Dr. Dara Byrne, associate provost for undergraduate studies and dean of undergraduate studies at John Jay College of Criminal Justice, said such grants can positively impact the trajectory of first-year students if administered with support services.
“We are taking micro amounts of money and applying them to particular kinds of problems, some of them earlier in a student’s career because the measure isn’t tied to time to degree as much as it is retention,” said Byrne. “We have one set of micro-grants that’s about time to degree and another set of micro-grants that’s about academic momentum so that ideally they don’t need micro-grants later on.”
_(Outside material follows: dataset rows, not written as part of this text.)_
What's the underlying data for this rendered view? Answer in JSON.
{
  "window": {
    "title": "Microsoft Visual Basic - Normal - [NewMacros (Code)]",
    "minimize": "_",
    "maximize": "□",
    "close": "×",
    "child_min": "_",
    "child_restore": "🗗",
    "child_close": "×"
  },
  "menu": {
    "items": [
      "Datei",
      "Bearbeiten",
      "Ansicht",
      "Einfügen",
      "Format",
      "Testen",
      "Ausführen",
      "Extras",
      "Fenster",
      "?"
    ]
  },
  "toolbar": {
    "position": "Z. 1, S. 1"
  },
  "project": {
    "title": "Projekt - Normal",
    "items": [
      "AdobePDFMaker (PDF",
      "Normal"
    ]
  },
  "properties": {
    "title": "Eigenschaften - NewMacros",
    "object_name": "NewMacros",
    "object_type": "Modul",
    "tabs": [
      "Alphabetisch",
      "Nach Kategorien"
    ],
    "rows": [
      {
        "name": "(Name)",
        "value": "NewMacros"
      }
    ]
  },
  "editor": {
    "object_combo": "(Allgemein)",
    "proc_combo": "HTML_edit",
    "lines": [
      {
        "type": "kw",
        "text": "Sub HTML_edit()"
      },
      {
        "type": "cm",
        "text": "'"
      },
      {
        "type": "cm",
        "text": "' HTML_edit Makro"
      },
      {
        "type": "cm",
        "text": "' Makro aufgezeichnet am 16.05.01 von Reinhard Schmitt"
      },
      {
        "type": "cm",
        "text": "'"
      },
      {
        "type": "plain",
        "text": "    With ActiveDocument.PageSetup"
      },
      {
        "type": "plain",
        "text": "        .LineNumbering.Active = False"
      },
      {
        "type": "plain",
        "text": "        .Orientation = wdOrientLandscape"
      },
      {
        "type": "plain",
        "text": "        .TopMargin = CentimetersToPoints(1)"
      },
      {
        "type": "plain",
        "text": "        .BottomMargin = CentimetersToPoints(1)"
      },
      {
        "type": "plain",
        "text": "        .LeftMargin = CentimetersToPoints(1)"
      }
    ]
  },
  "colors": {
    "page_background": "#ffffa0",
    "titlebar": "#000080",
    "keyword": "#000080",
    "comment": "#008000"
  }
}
John Jay has the STEM Acceleration Program for freshmen funded by Bank of New York Mellon, which involves STEM students who are behind in their credit accumulation in year one. These students are offered a zero-cost summer class. To make that possible, some students already have summer Pell, so the micro-grant to make the class zero cost is around $500. There is peer mentoring, access to supplemental instruction and tutoring and peer success coaching. They also do mandatory sophomore year academic planning.
“The goal is to finish the first year fully successful and ready to matriculate into sophomore year with sophomore standing,” Byrne said. “We find that $500 in the freshman year impacts their sense of self-esteem, their growth mindset about college and their sense of belonging.”
Ithaka S+R researchers found that results for Pell recipients and underrepresented minorities who received the grants did not vary much from the full sample as far as enrollment in fewer terms/time to degree. “Low-income students and students from underrepresented minority groups, which are groups that on average typically have lower graduation rates, benefitted just as much as the full sample,” said Rossman.
Georgia State has worked to support low-income students and students from underrepresented minorities and have almost removed the completion gap, said Rossman.
Since its inception, the Panther Retention Grants program has undergone changes to its administration and eligibility criteria, which may have affected the results; however, researchers feel this is a comprehensive look at the program’s overall impact. Rossman said it is clear the university was consistently gathering feedback, utilizing data and adapting the program with the goal of the best impact possible.
“When they started, they were focusing more on underclassmen,” Rossman said. “If they gave them a grant, it might have provided some temporary relief, but these students continued to have financial problems in the future. Then they realized there were students who were close to graduating but had a small balance. Giving them financial relief closer to graduation would be enough to get them over the hump and to graduate.
“Understanding what tools can be used to help students financially and otherwise is important for student success in higher education, and this is one promising tool that institutions can use.”
At the upper level, John Jay micro-grants average about $2,000 with the Senior Completion for Upper Division Students Program. These are students who may never graduate because they have depleted all financial aid. In recent years, the college’s graduation rate has risen from 24% to 41%.
“It’s not just cutting a check but showing up as an institution that is doing all of these things including the tangible resources,” said Byrne. “That helps especially when you’re working with populations that come into institutional spaces with histories of being excluded and the psychological impact of that.”